The heavy-duty front axle, springs, and transfer case are all made in California. Furthermore, Alan has been on a mission to source as many components as possible from the U.S. and even his own state. He uses a stout, all-gear Atlas II transfer case (made in Paso Robles, CA), an equally stout Dynatrac Pro Roc 60 axle assembly, and, as of quite recently, leaf springs manufactured right there in Fresno. The extended-range fuel tanks are also manufactured in California.

The result is a comfortable and surprisingly capable machine—at the 2011 Overland Expo, even the veteran Camel Trophy team members who ran the Land-Rover-sponsored demonstration course were surprised at the Sportsmobile’s tolerance for side-slope angles. And it’s well-built enough that the company provides a 50,000-mile warranty. 

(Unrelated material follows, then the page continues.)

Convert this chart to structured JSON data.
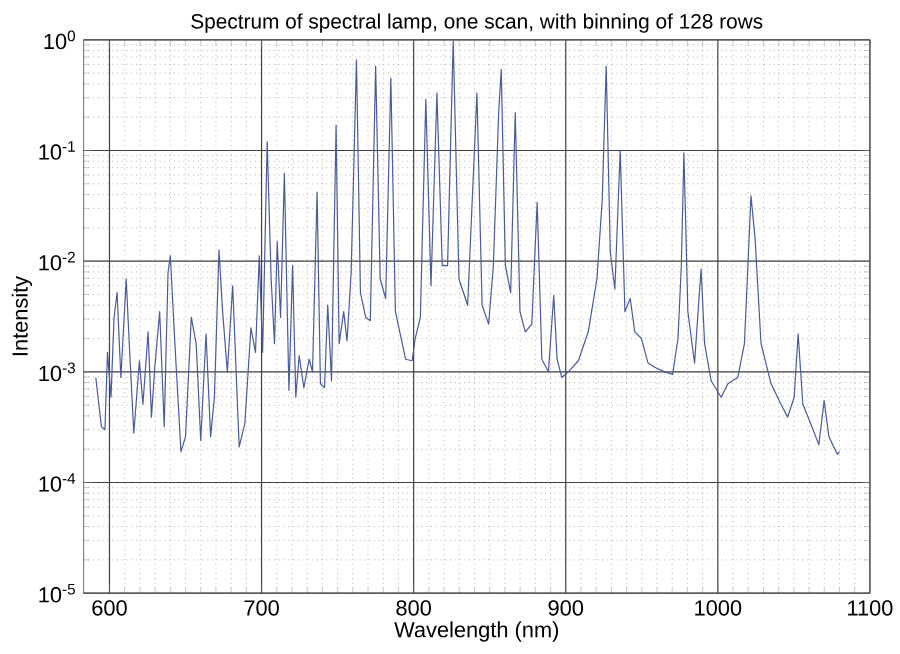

Mercedes Sprinter van camperSprinter with bike bay in rear, camper in front.I should note that Alan is also using the Mercedes Benz Sprinter van as a base for some beautiful camper conversions. Although the four-wheel-drive version of the Sprinter is not (yet) available in the U.S., we do at least get the brilliant BlueTEC V6 turbodiesel, which is capable of 20-plus mpg on the highway. One completely self-contained unit I spent some time in was stickered around $75,000—a bargain considering the combination of Mercedes and Sportsmobile quality, and more so when compared with some far more expensive but troublesome “conversions” I’ve seen. It got me dreaming of that loop up through the Maritime Provinces we’ve always wanted to do. I’m beginning to think a “conversion van” might fit right into place between our Land Cruisers. 

Just to be sure: Despite lurking behind stacks of parts and peeking through closed doors at Alan’s factory, nowhere could I find a hidden stash of smoked bubble windows or shag carpet.